System structure: By deploying the DAG, IMS, and BAS servers in each work region, a safe and reliable distributed sensor and actuator data sharing mechanism was constructed.

(2)

Cross-region authentication: The blockchain assisted the IBE to achieve cross-region authentication and maintained the relative independence of the regions.

(3)

Standardized interface: by establishing a model of device capability (MDC) we realized standardized access to terminal equipment. This makes it convenient for other users or devices to call the data of the terminal.

(4)

Performance evaluation: By setting up a simulation experiment environment, the key technical indicators (communication overhead, computing overhead, etc.) of the proposed mechanism were tested and verified.

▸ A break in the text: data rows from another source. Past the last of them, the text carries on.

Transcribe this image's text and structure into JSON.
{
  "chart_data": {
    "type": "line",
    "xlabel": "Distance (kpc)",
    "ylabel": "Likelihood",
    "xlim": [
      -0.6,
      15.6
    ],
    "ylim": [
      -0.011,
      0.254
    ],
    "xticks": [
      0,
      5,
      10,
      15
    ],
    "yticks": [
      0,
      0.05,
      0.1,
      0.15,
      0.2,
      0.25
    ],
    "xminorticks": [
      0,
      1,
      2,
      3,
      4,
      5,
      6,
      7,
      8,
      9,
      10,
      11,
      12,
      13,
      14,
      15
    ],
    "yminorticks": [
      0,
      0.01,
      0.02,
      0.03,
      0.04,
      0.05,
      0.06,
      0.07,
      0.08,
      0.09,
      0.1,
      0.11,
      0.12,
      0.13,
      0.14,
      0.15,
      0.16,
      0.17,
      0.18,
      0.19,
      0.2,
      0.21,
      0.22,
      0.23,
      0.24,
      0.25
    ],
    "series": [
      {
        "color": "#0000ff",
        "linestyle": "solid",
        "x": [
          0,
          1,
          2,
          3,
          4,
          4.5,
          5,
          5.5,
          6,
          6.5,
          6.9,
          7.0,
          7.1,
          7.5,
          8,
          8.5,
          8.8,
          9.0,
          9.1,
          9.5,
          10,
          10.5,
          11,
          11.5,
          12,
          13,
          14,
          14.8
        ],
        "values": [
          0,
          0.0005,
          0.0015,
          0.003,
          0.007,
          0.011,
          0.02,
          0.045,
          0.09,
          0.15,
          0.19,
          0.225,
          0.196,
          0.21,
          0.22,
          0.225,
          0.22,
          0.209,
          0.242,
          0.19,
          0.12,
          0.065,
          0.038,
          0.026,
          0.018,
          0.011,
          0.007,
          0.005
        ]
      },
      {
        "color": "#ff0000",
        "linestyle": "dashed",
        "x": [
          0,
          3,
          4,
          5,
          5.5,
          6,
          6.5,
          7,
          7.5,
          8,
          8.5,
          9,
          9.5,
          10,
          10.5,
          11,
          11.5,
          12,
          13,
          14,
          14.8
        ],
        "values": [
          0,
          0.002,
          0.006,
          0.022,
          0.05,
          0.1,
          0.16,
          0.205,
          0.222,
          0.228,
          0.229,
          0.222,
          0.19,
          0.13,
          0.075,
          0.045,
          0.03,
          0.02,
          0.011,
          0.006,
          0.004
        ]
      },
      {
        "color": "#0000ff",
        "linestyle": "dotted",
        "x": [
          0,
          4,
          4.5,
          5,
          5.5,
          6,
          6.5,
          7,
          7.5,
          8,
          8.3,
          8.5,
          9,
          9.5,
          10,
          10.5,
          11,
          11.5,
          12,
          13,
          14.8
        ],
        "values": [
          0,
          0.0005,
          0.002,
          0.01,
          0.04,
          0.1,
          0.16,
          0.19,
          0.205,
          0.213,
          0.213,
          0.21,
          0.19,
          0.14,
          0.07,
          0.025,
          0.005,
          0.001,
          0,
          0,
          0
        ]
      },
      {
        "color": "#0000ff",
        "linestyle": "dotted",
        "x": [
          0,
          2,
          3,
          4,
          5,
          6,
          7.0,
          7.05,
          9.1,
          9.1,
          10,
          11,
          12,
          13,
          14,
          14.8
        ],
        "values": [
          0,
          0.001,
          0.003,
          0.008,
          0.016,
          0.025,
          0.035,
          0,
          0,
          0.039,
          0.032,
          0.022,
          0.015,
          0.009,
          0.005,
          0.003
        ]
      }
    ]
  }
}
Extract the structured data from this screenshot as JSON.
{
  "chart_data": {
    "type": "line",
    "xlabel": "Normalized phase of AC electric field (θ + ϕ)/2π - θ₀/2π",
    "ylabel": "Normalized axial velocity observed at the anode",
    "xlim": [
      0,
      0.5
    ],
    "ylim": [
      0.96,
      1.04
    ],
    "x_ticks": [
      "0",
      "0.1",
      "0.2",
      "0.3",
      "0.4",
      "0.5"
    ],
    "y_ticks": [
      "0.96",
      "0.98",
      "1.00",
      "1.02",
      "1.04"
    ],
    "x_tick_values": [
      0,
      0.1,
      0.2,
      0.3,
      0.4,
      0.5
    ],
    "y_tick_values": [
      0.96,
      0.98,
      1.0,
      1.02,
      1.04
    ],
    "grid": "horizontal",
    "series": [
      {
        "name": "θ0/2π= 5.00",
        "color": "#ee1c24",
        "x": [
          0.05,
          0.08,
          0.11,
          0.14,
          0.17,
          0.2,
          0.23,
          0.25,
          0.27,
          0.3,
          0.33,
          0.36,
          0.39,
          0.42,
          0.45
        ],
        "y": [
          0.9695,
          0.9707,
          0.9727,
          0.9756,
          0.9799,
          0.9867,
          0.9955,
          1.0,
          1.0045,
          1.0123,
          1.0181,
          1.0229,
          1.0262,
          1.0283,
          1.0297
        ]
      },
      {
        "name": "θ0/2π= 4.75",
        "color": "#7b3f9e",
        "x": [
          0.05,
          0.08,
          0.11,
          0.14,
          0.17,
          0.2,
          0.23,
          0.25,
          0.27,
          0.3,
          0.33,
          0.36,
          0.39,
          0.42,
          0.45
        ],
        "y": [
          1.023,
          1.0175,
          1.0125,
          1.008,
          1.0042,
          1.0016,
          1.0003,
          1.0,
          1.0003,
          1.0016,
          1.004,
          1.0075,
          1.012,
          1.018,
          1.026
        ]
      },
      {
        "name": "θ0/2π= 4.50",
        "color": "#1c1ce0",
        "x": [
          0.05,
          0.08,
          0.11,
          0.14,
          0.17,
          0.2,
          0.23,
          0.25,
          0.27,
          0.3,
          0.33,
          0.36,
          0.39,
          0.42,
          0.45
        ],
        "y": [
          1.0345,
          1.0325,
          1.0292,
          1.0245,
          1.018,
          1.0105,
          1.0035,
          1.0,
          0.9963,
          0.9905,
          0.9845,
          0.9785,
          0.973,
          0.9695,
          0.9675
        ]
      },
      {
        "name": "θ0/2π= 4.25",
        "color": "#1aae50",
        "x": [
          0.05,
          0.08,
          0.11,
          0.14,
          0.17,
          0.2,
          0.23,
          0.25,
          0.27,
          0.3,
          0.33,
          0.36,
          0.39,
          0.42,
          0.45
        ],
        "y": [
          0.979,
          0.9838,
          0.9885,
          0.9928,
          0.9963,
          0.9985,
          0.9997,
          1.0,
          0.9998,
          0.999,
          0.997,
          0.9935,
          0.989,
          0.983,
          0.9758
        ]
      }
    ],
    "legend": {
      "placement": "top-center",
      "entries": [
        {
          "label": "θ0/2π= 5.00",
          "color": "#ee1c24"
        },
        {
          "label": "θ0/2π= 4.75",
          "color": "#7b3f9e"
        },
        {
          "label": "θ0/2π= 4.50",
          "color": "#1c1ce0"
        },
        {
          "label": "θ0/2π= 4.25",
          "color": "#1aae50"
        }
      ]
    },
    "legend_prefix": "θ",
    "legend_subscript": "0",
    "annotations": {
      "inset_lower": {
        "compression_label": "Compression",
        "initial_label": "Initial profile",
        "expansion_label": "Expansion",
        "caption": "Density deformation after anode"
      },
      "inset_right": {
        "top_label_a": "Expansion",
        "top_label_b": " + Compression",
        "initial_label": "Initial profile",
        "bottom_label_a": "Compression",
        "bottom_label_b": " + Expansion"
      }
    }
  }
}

The experimental evaluation results showed that the communication, computing, and other aspects of the mechanism were within the tolerance of the Industrial IoT.

The SMSA can break the barriers between devices and effectively unearth the potential performance of the Industrial IoT with acceptable computational overhead. In the next phase of research, we will further enhance the security protection capabilities of the SMSA and assist identity authentication by analyzing the data interaction behavior pattern of the entity.